De um laboratório bioquímico para as ruas, da Colômbia para a América e, décadas após o “sucesso” do lado de lá do Atlântico, é um fenómeno na Europa. Um fenómeno que preocupa as autoridades, mas ainda não as portuguesas - apesar de já estar aqui bem perto, em Espanha. O preço a pagar é alto (90 euros por grama) e os efeitos imprevisíveis (devido à impureza da composição) podem levar mesmo à morte

Pode conter MDMA, vulgo ecstasy, e cetamina, um anestésico; pode ainda apresentar substâncias sintéticas como 2C-B e 4-CMC - ambas psicadélicas -, além de cafeína e corantes de sabor a morango, que lhe conferem uma coloração rosa. Um cocktail a que se chamaria “cocaína rosa” ou “cocaína rosada” - embora não contenha qualquer quantidade de cocaína. 

“Chamaria” porque esta droga foi primeiro sintetizada em 1974 pelo bioquímico americano Alexander Shulgin. Em 2010 surge nas ruas uma variante moderna que apareceu na Colômbia - e espalhou-se da América Latina a Nova Iorque num ápice.
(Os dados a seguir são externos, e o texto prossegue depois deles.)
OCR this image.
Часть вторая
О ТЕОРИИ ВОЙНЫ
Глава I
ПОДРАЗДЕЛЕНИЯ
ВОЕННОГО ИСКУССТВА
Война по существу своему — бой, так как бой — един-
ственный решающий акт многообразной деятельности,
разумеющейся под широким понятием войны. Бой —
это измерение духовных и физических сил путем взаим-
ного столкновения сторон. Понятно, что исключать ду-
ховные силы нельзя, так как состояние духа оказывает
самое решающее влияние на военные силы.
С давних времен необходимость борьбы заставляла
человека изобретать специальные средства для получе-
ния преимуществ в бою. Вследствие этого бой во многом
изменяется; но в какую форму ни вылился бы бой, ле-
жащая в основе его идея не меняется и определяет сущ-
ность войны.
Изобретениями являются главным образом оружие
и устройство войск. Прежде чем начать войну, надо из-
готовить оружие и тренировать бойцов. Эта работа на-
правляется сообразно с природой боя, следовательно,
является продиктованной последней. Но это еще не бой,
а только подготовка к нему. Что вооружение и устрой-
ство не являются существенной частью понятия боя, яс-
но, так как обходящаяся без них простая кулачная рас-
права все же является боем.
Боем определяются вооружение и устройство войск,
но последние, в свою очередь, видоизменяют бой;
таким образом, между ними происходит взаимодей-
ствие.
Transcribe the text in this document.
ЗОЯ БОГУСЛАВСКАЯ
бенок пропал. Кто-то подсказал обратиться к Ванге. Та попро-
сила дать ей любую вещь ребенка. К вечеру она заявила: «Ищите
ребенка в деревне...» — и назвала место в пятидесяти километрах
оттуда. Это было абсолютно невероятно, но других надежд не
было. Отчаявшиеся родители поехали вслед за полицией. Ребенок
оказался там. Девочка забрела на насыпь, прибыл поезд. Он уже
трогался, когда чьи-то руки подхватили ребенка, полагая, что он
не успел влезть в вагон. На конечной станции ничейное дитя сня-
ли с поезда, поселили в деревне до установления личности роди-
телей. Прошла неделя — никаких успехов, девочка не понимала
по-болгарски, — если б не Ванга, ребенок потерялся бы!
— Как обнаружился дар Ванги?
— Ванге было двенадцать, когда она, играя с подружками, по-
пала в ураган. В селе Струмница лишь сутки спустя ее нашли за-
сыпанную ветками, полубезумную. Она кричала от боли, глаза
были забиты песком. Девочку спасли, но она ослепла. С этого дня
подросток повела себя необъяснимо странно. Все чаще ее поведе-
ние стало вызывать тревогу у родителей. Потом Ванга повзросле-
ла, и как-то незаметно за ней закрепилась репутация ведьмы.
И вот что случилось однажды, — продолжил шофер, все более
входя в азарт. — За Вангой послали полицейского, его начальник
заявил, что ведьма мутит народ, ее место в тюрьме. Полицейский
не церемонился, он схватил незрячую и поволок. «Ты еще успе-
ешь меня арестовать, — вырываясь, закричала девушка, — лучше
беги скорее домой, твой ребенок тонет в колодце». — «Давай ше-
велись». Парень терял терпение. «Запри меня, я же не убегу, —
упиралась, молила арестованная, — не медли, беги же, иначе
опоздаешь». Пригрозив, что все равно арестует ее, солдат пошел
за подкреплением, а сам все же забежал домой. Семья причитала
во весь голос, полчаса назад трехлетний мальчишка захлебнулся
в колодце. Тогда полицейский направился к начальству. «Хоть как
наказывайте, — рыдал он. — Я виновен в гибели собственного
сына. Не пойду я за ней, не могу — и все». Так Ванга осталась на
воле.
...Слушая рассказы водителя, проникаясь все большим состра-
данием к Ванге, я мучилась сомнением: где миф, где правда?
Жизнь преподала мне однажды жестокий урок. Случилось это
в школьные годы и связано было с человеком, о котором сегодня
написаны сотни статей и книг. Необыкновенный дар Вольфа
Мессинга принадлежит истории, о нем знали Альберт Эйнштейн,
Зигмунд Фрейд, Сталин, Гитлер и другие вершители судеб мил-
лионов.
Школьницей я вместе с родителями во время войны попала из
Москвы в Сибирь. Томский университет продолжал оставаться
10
Agora, em 2024, a “cocaína rosa” parece ter ganhado popularidade na Europa, sobretudo entre os jovens (um grama custa em torno de 90 euros, quase o dobro da cocaína), em países como Reino Unido e Espanha.

E é, pelo menos aqui, um problema que preocupa autoridades e governos, até porque não estará (como em quase nenhuma droga) garantida a pureza dos compostos - uma recomendação habitual feita aos jovens consumidores é testarem, através de kits de verificação de drogas, a composição desta nova “cocaína”.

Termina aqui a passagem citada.